Besides, it's not just about shops, it's about creating "third spaces" in general where the cost is.

> But we can’t have no change AND housing for our young adults at the same time

Invest into at least semi-rural areas again? There's no hard requirement trying to force everyone to live in SF, LA, NYC or, here in Germany, the unholy quadruple of Munich, Berlin, Hamburg and Freakfurt. The government could at least try to get fast Internet access outside of the urban centers, that alone would go a long long way in helping out these areas.

Most of the country isn't Seattle or Hong Kong or SF, hemmed in on all sides by mountains and bays. In most of the country, the city could just choose to build more city. All it needs is infrastructure, rezoning, planning permission. And the ability to forgo treating single-family-home subdivisions as immortal, inviolate monuments to the American Way.

The megacity of >10M people is the basic functional economic unit in 2025, the minimum healthy employment market, the level at which we can provide a reasonable opportunity for productive jobs in a specialized role and a reasonable opportunity to hire someone in a specialized role*; Their largesse is taxed or remitted to cover the cities of ~1M, the cities of ~100k, and especially the towns of ~1k-10k.

...

*The example a number of economists like to bring up is: If I'm a skilled sushi chef, how long would it take to replace this employer with a better one? How long would it take them to replace me? A thriving economy is an economy that ensures lots of mutually beneficial employment arrangements, in which no one feels trapped, and in which bad management or bad work is punished with replacement, but also which has the slack to absorb random things like interpersonal conflicts or an employee that needs to move for family reasons.

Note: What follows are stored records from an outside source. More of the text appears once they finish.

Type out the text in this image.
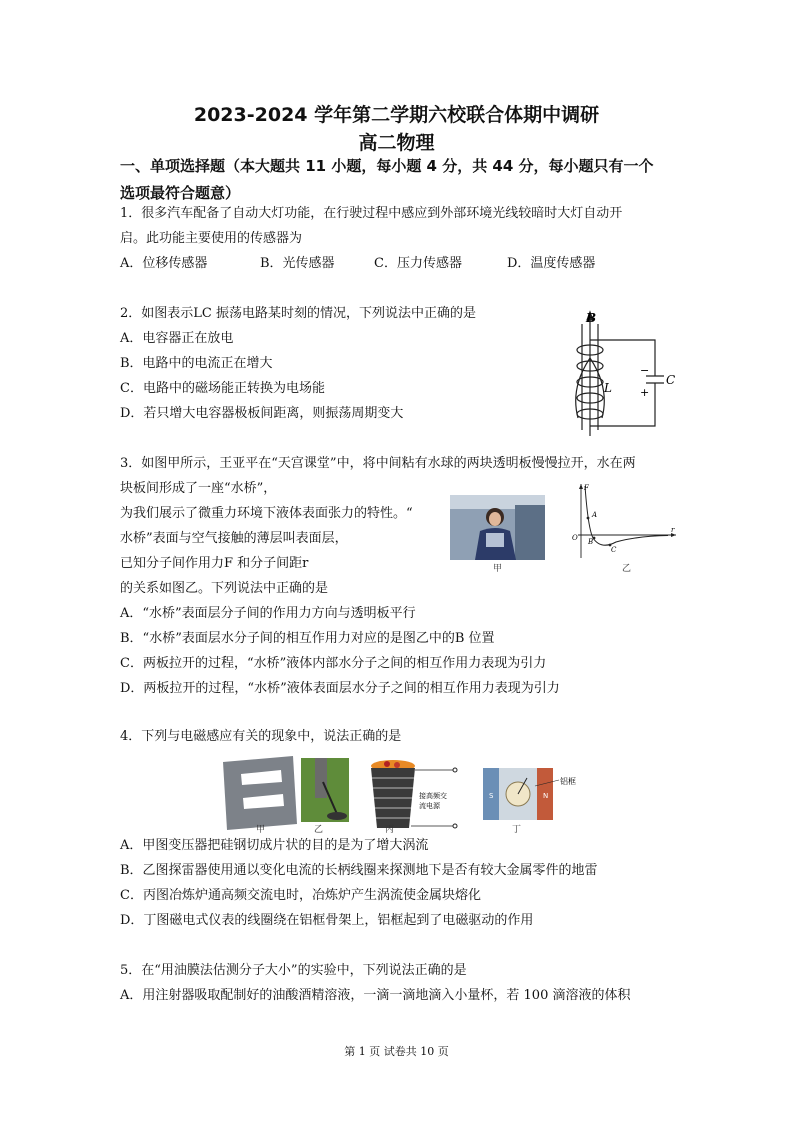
2023-2024 学年第二学期六校联合体期中调研
高二物理
一、单项选择题（本大题共 11 小题，每小题 4 分，共 44 分，每小题只有一个
选项最符合题意）
1．很多汽车配备了自动大灯功能，在行驶过程中感应到外部环境光线较暗时大灯自动开
启。此功能主要使用的传感器为
A．位移传感器	B．光传感器	C．压力传感器	D．温度传感器
2．如图表示LC 振荡电路某时刻的情况，下列说法中正确的是
A．电容器正在放电
B．电路中的电流正在增大
C．电路中的磁场能正转换为电场能
D．若只增大电容器极板间距离，则振荡周期变大
B
L
C
−
+
3．如图甲所示，王亚平在“天宫课堂”中，将中间粘有水球的两块透明板慢慢拉开，水在两
块板间形成了一座“水桥”，
为我们展示了微重力环境下液体表面张力的特性。“
水桥”表面与空气接触的薄层叫表面层，
已知分子间作用力F 和分子间距r
的关系如图乙。下列说法中正确的是
A．“水桥”表面层分子间的作用力方向与透明板平行
B．“水桥”表面层水分子间的相互作用力对应的是图乙中的B 位置
C．两板拉开的过程，“水桥”液体内部水分子之间的相互作用力表现为引力
D．两板拉开的过程，“水桥”液体表面层水分子之间的相互作用力表现为引力
甲
F
A
O B
C
r
乙
4．下列与电磁感应有关的现象中，说法正确的是
接高频交
流电源
S	N
铝框
甲	乙	丙	丁
A．甲图变压器把硅钢切成片状的目的是为了增大涡流
B．乙图探雷器使用通以变化电流的长柄线圈来探测地下是否有较大金属零件的地雷
C．丙图冶炼炉通高频交流电时，冶炼炉产生涡流使金属块熔化
D．丁图磁电式仪表的线圈绕在铝框骨架上，铝框起到了电磁驱动的作用
5．在“用油膜法估测分子大小”的实验中，下列说法正确的是
A．用注射器吸取配制好的油酸酒精溶液，一滴一滴地滴入小量杯，若 100 滴溶液的体积
第 1 页 试卷共 10 页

If there are a hundred sushi places within commuting distance, probably at least one of them is hiring. If one chef gets hit by a bus, the business can be back in operation the next day by poaching an apprentice a few blocks away for higher pay. There is always reserve capacity waiting in the wings, as a megacity encourages economic resiliency.

If there are only two sushi places within commuting distance, and I sever my relationship with this one, the other one is probably not hiring, so I am a slave to their bad management and conversely they are a slave to my bad work because it would be so difficult to find another person like me. The quality of goods and services provided to the general consumer suffers significantly, the material precarity of my life suffers significantly. Things become brittle - if the business goes under for random reasons, odds are pretty good that my town becomes a town without sushi. Even if everything is working perfectly... what's my leverage as far as pay raises? What's their leverage as far as work output/quality? We're stuck with each other.

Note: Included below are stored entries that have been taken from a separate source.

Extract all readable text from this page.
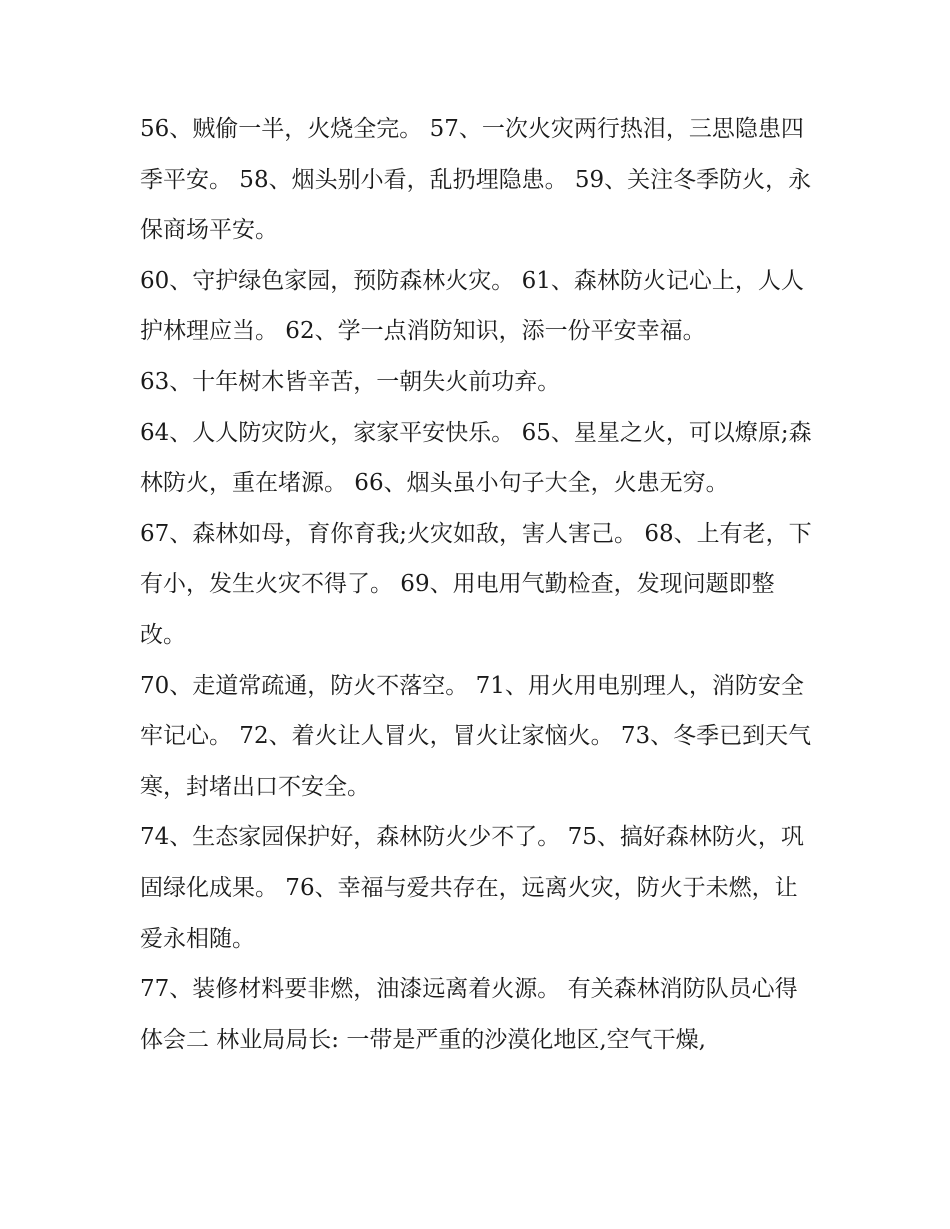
56、贼偷一半，火烧全完。 57、一次火灾两行热泪，三思隐患四季平安。 58、烟头别小看，乱扔埋隐患。 59、关注冬季防火，永保商场平安。

60、守护绿色家园，预防森林火灾。 61、森林防火记心上，人人护林理应当。 62、学一点消防知识，添一份平安幸福。

63、十年树木皆辛苦，一朝失火前功弃。

64、人人防灾防火，家家平安快乐。 65、星星之火，可以燎原;森林防火，重在堵源。 66、烟头虽小句子大全，火患无穷。

67、森林如母，育你育我;火灾如敌，害人害己。 68、上有老，下有小，发生火灾不得了。 69、用电用气勤检查，发现问题即整改。

70、走道常疏通，防火不落空。 71、用火用电别理人，消防安全牢记心。 72、着火让人冒火，冒火让家恼火。 73、冬季已到天气寒，封堵出口不安全。

74、生态家园保护好，森林防火少不了。 75、搞好森林防火，巩固绿化成果。 76、幸福与爱共存在，远离火灾，防火于未燃，让爱永相随。

77、装修材料要非燃，油漆远离着火源。 有关森林消防队员心得体会二 林业局局长: 一带是严重的沙漠化地区,空气干燥,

Outside of a city the sushi chef could own the restaurant themselves, including the building itself free and clear. There's less resilience in the labor market, but more resilience from things like recessions cutting the restaurant's revenue (it's much easier to come up with property taxes than rent). There is a virtue in the more responsive economy where a downturn in the demand for sushi results in a portion of the restaurants closing, but there is also a virtue in the less responsive economy where the sushi chef stays being a sushi chef.

> The megacity of >10M people is the basic functional economic unit in 2025, the minimum healthy employment market, the level at which we can provide a reasonable opportunity for productive jobs in a specialized role and a reasonable opportunity to hire someone in a specialized role

Sorry, that's nonsense. Smaller cities like Nuremberg, Ingolstadt, Augsburg etc. are perfectly viable on their own. And frankly, I can't imagine that the numbers are that much different in America.

The key thing is, the rents and housing costs in general in hyper-urban areas need to be paid for by the inhabitants, which means that their labor costs have a certain floor (ignoring assistance programs). That in turn makes hyper-urban areas less competitive in a global market. You can't really compete with Romania for developers when German developers cost twice as much or more than Romanian developers (which are equally capable), and a lot of that price difference goes to the greedy German landlord caste.